Jean mengunjukkan dagunya ke arah Lauriel yang sedang menatap ke arah mereka dengan pandangan tidak sabar.     

"Aku bilang, kalau kami gagal menemukan orang-orang Rhionen Assassins dengan cara itu, aku akan membutuhkan bantuanmu," kata Lauriel mengulangi kata-katanya.     

"Oh, ya ... tentu saja, Lauriel," kata Marion sambil lalu. Ia menatap Jean kembali dan memberi tanda agar pijatannya diteruskan. Marion melambaikan tangannya dengan santai, "Aku akan menyusup kemana pun dibutuhkan."     

"Uhm ..." Wajah Lauriel tampak mulai tegang. Ia tidak tahu apakah Marion menganggap serius misi mereka dengan sikapnya seperti ini. Ia menduga-duga bahwa Marion dan Jean sengaja memanas-manasinya tetapi ia tak bisa berbuat apa-apa, karena ia tidak berhak melarang Marion untuk berhubungan dengan siapa pun. "Kau tahu apa yang harus dilakukan?"     

Marion mengangguk. "Aku harus menyamar sebagai Aleksis untuk memancing Alaric Rhionen keluar."     

Semua terkejut mendengar kata-kata Marion yang demikian santai.     

"Kau sudah tahu semuanya?" tanya Lauriel keheranan. Ia tidak mengira tanpa diberi tahu pun ternyata Marion sudah memahami semua yang terjadi dan bahkan tahu apa yang harus dilakukan.     

"Siapa Alaric Rhionen itu?" tanya Jean keheranan. "Apakah ada hubungannya dengan Rhionen Industries?"     

Marion mengangguk. "Rhionen Industries itu sebenarnya bentuk legal dari Rhionen Assassins. Mereka sangat berbahaya dan misterius. Bahkan kami belum tentu bisa menemukan mereka. Maka jalan terakhir mungkin dengan cara memancing pimpinannya keluar, karena ia memiliki hubungan dengan Aleksis Schneider."     

Jean tertegun mendengarnya. Ia menoleh ke arah Finland dan menemukan bahwa sahabatnya itu sama terkejutnya dengan dirinya.     

Finland belum mengetahui secara mendetail apa yang terjadi kepada Aleksis. Ia menoleh kepada Caspar dan meminta penjelasan. Suaminya itu tampak salah tingkah.     

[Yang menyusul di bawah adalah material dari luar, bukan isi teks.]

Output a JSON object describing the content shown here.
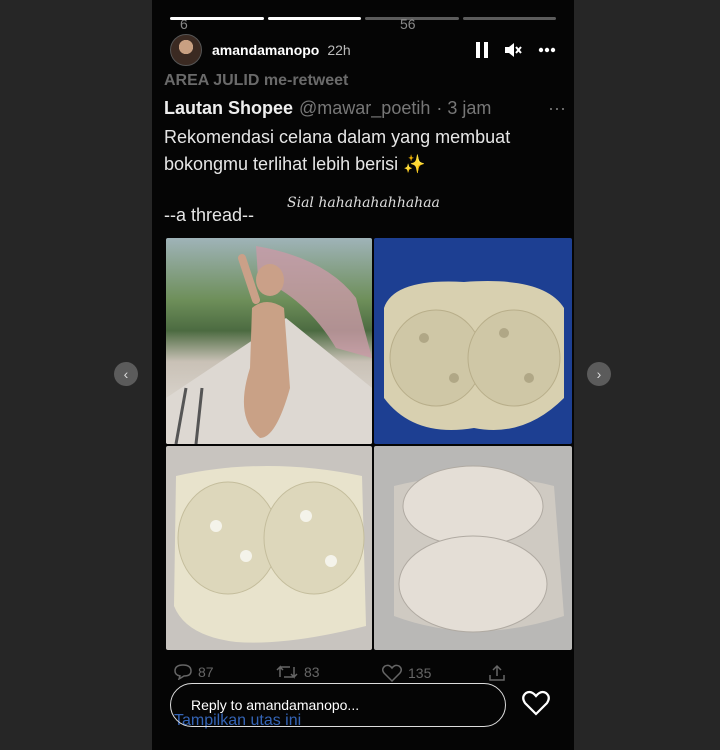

"Apakah Aleksis terlibat dengan orang-orang berbahaya???" tanya Finland histeris. "Kenapa aku tidak diberi tahu?"     

"Sayang, aku tidak ingin kau menjadi kuatir. Biarkan kami yang mengurusnya. Semua akan baik-baik saja," Caspar mencoba membujuk istrinya yang terlihat panik. "Lauriel dan aku, bahkan Aldebar sudah turun tangan. Kita akan temukan siapa pelaku di balik semua ini."     

Finland menggeleng-geleng kalut, ia segera beranjak dan masuk ke ruang perawatan Aleksis. Ia merasa sangat gundah karena mendengar anaknya terlibat dengan orang-orang berbahaya. Ia menjadi semakin takut membiarkan anak-anaknya pergi ke dunia luar.     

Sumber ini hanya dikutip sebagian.